トビウオ


夏告魚で飛翔する トビウオ
 佐渡の海岸でトビウオが獲れ出すと、夏の訪れを告げることになる。
 多くの魚の中でも飛ぶ魚で高さや距離において、トビウオの右に出る魚はない。
 トビウオ類は日本近海だけでも14種類くらいの仲間が知られ、全てが飛んでいる。
 日本海で漁獲されるトビウオ類はホソトビシクシトビウオで、佐渡地方ではアゴ、タチヨ、トビオと呼んでいる。
 トビウオの体形を頭の方から見ると逆三角形、つまり背中平坦で腹側が細く尖っている。
 体長の5分の4にも達する胸鰭は、長いだけでなく、大きな鰭膜が幅広く広がり、つながって立派な翼となり、見事な飛行への適応である。
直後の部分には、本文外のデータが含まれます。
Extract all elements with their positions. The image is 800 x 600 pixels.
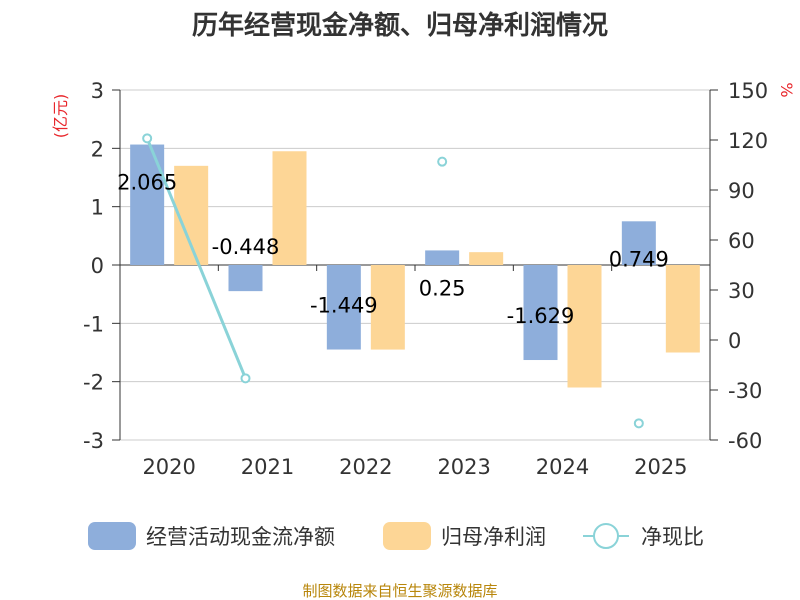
legend-label: 净现比 — [641, 525, 704, 549]
right-tick-label: 0 — [728, 329, 741, 353]
bar-data-label: -1.629 — [507, 304, 575, 328]
legend-swatch — [383, 522, 431, 550]
line-path — [145, 137, 247, 379]
x-tick-label: 2022 — [339, 455, 392, 479]
bar — [665, 265, 700, 353]
bar — [567, 265, 602, 388]
x-tick-label: 2021 — [241, 455, 294, 479]
right-tick-label: 60 — [728, 229, 755, 253]
right-tick-label: 90 — [728, 179, 755, 203]
axes: 3 2 1 0 -1 -2 -3 150 120 90 60 30 0 -30 -60 2020 2021 202… — [83, 79, 768, 479]
left-tick-label: -3 — [83, 429, 104, 453]
legend-label: 归母净利润 — [441, 525, 546, 549]
data-labels: 2.065 -0.448 -1.449 0.25 -1.629 0.749 — [117, 171, 669, 328]
x-tick-label: 2020 — [142, 455, 195, 479]
left-tick-label: -2 — [83, 371, 104, 395]
line-point — [142, 133, 153, 144]
bar — [523, 265, 558, 361]
chart-title: 历年经营现金净额、归母净利润情况 — [192, 10, 608, 41]
right-tick-label: -60 — [728, 429, 762, 453]
legend-swatch — [88, 522, 136, 550]
right-tick-label: -30 — [728, 379, 762, 403]
bar — [425, 250, 460, 265]
bar-data-label: 0.749 — [609, 247, 669, 271]
bar — [130, 144, 165, 265]
bar — [326, 265, 361, 350]
line-point — [633, 418, 644, 429]
right-tick-label: 150 — [728, 79, 768, 103]
legend-marker — [593, 523, 619, 549]
legend-item-cashflow[interactable]: 经营活动现金流净额 — [88, 522, 335, 550]
left-tick-label: 3 — [91, 79, 104, 103]
legend: 经营活动现金流净额 归母净利润 净现比 — [88, 522, 704, 550]
legend-label: 经营活动现金流净额 — [146, 525, 335, 549]
bar-data-label: -0.448 — [212, 235, 280, 259]
left-tick-label: 0 — [91, 254, 104, 278]
bar — [370, 265, 405, 350]
bar — [228, 265, 263, 292]
bar-data-label: -1.449 — [310, 294, 378, 318]
bar-data-label: 0.25 — [419, 276, 466, 300]
bar — [272, 151, 307, 265]
right-tick-label: 120 — [728, 129, 768, 153]
left-tick-label: 2 — [91, 137, 104, 161]
x-tick-label: 2023 — [437, 455, 490, 479]
x-tick-label: 2024 — [536, 455, 589, 479]
legend-item-net-profit[interactable]: 归母净利润 — [383, 522, 546, 550]
left-tick-label: 1 — [91, 196, 104, 220]
line-point — [240, 373, 251, 384]
legend-item-cash-ratio[interactable]: 净现比 — [583, 523, 704, 549]
left-tick-label: -1 — [83, 312, 104, 336]
right-axis-unit: % — [777, 82, 796, 97]
source-note: 制图数据来自恒生聚源数据库 — [302, 582, 497, 600]
right-tick-label: 30 — [728, 279, 755, 303]
bar-data-label: 2.065 — [117, 171, 177, 195]
left-axis-unit: (亿元) — [51, 94, 70, 139]
line-series — [142, 133, 644, 429]
line-point — [437, 156, 448, 167]
bar — [469, 252, 504, 265]
bar — [621, 221, 656, 265]
x-tick-label: 2025 — [634, 455, 687, 479]
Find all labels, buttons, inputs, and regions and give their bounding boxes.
 内臓も体を軽くするため、胃がなく、腸も短くて食道から肛門までが一直線に近くなっている。そのため食物は直ぐ消化し、糞などはためないようになっている。
 飛び上がる高さは10m、飛行距離は400m、滞空時間は42秒が世界のレコードである。
 胸鰭は羽ばたかずグライダーの滑空と同じである。
 肉は脂肪が薄く、淡白で焼き魚が良い。